The acid test of the appropriateness of personal-selling strategy comes when particular salespeople interact with particular customers. From the composite of all such interactions evolves the company’s achievement of its personalselling objectives. Management makes its first key decision on personalselling strategy when it determines the kind of salesperson needed. It makes its second key decision when it determines the size of the company sales force. But after these decisions are implemented—after the desired number of the desired kind of sales personnel have been recruited, trained, and assigned to the field—each salesperson must individualize his or her own dealings with each customer. The job, when boiled down to its essentials, is to influence customer behavior in ways that both benefit the customer and contribute to the achievement of the company’s personal-selling objectives.

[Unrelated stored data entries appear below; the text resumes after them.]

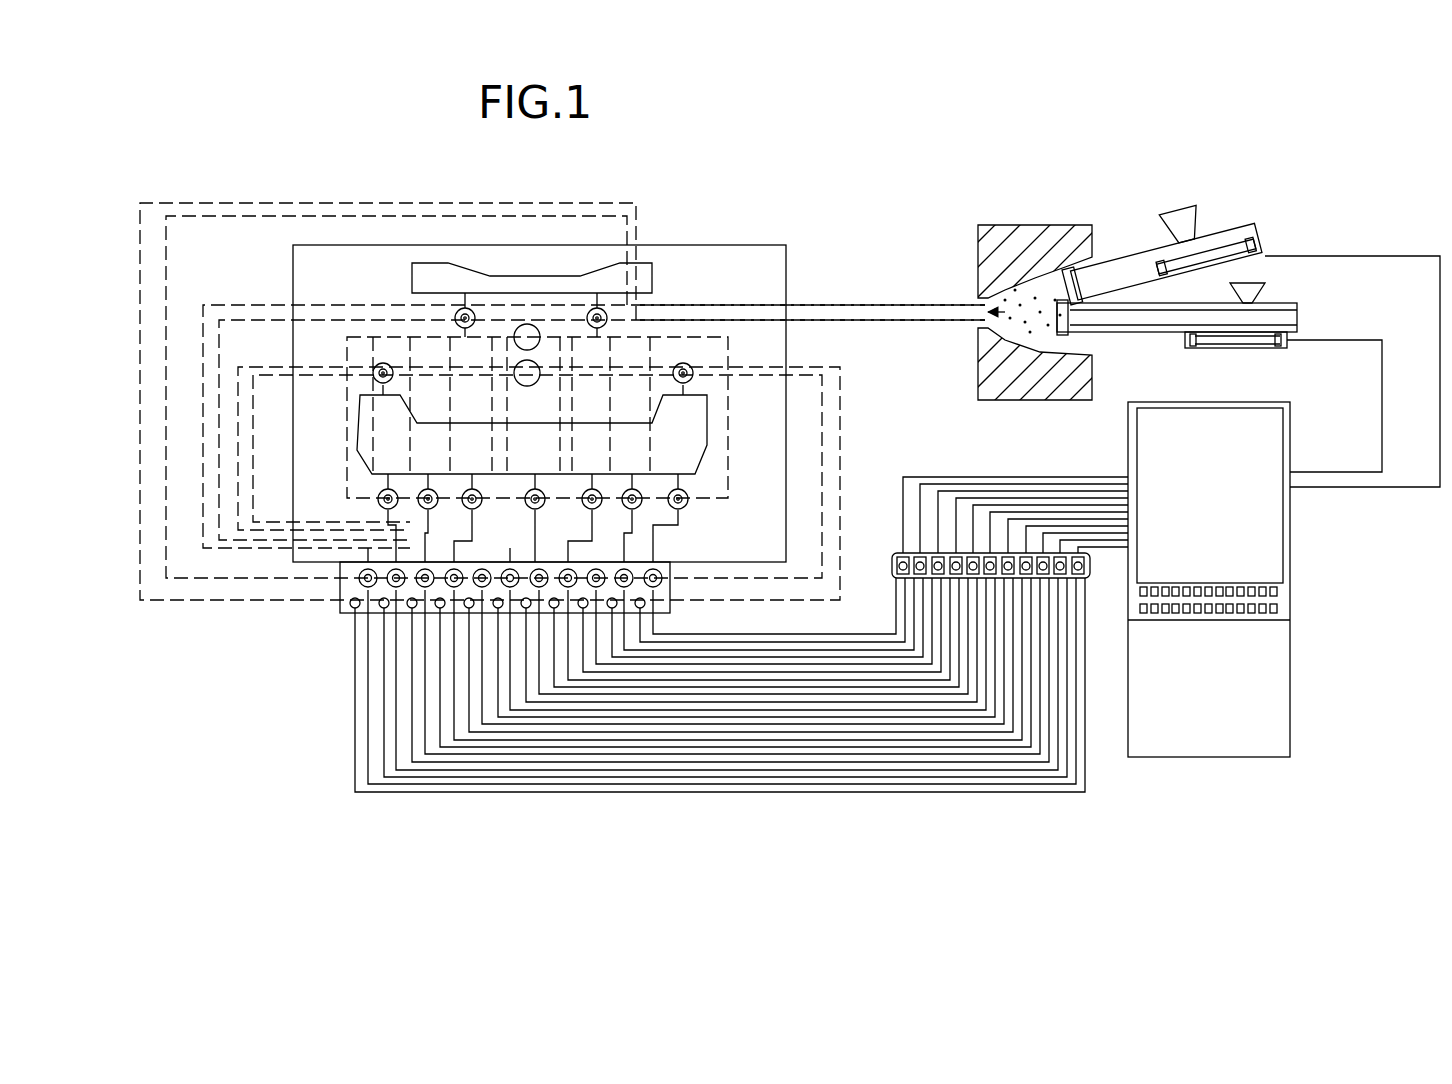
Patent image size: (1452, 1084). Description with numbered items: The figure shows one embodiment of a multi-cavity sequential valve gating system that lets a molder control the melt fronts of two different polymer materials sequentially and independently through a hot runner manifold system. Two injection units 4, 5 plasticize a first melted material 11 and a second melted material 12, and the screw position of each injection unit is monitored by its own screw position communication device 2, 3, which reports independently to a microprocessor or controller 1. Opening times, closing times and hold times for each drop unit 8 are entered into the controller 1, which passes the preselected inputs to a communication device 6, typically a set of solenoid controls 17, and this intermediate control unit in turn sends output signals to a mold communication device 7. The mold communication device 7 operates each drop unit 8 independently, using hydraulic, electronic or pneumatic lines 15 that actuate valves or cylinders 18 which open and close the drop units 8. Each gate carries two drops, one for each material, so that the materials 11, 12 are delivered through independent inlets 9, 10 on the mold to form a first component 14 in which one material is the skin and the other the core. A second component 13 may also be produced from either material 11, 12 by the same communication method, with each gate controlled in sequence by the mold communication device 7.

The controller 1 is at (1296, 540).
The screw position communication device 2 is at (1272, 247).
The screw position communication device 3 is at (1285, 358).
The injection unit 4 is at (1312, 307).
The injection unit 5 is at (1106, 247).
The communication device 6 is at (882, 546).
The mold communication device 7 is at (332, 618).
The drop unit 8 is at (376, 494).
The inlet 9 is at (565, 312).
The inlet 10 is at (518, 386).
The first melted material 11 is at (882, 300).
The second melted material 12 is at (850, 318).
The second component 13 is at (404, 278).
The first component 14 is at (702, 447).
The hydraulic, electronic or pneumatic lines 15 is at (242, 578).
The solenoid controls 17 is at (1090, 582).
The valves or cylinders 18 is at (683, 362).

Regardless of whether the salesperson’s major role is that of order getter or order taker and regardless of the “basic selling style,” the extent of the salesperson’s success depends on the outcome of interactions with the customers. Each time the salesperson comes into contact with a customer, the salesperson says certain things, does certain things, and behaves and reacts in certain ways to what the customer says and does. What the salesperson says and does and how the salesperson behaves and reacts to the customers’ behavior should, and generally does, vary from one sales call to the next.
The nature of the variation in the salesperson’s approach to each customer, of course, is a matter of selling skill. This skill is a function of both how good the salesperson’s preplanning of each sales call has been and performance on the call itself. In doing the preplanning, the skilled salesperson analyzes a great deal of information about the customer and the nature of its business. What are its key objectives and problems? Who in the customer’s organization makes and influences buying decisions, and what are their aspirations, needs, motives, fears, anxieties, drives, and the like? What rival sales personnel from what companies compete for the account’s orders, and what are they like?

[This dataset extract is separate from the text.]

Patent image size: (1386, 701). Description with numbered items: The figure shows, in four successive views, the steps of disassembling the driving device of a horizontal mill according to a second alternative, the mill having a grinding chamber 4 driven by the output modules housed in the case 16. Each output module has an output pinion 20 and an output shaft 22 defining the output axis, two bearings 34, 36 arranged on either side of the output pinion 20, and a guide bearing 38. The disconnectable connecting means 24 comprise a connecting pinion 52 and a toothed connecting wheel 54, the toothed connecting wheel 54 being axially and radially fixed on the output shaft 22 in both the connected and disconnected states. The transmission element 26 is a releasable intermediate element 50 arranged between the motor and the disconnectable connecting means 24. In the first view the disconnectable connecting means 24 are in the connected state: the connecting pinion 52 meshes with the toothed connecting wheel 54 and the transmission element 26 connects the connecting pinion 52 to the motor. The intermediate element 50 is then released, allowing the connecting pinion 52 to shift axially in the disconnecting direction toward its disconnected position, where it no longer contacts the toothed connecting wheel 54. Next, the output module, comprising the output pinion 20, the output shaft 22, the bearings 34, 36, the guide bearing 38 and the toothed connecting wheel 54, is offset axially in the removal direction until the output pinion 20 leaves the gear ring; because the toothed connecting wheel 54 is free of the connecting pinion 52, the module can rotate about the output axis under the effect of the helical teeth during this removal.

After analyzing these and similar items of information, the skilled salesperson sets definite goals to accomplish on each call. Next, the skilled salesperson plots the selling strategy to use on each successive call in an effort to achieve these definite goals, that is, what the salesperson plans to do and when. Then the salesperson makes the scheduled sales calls. If all goes according to plan, the salesperson achieves the goals set for each call, and thus the salesperson contributes to the achievement of the company’s overall personal-selling objectives.
While the individual members of the sales force ultimately determine the success or failure of the company’s overall personal-selling strategy, sales management has the important responsibility for helping them develop and improve their selling skills. How effectively salespeople perform their assigned tasks is closely related to sales management’s effectiveness in providing them with instruction on sales techniques.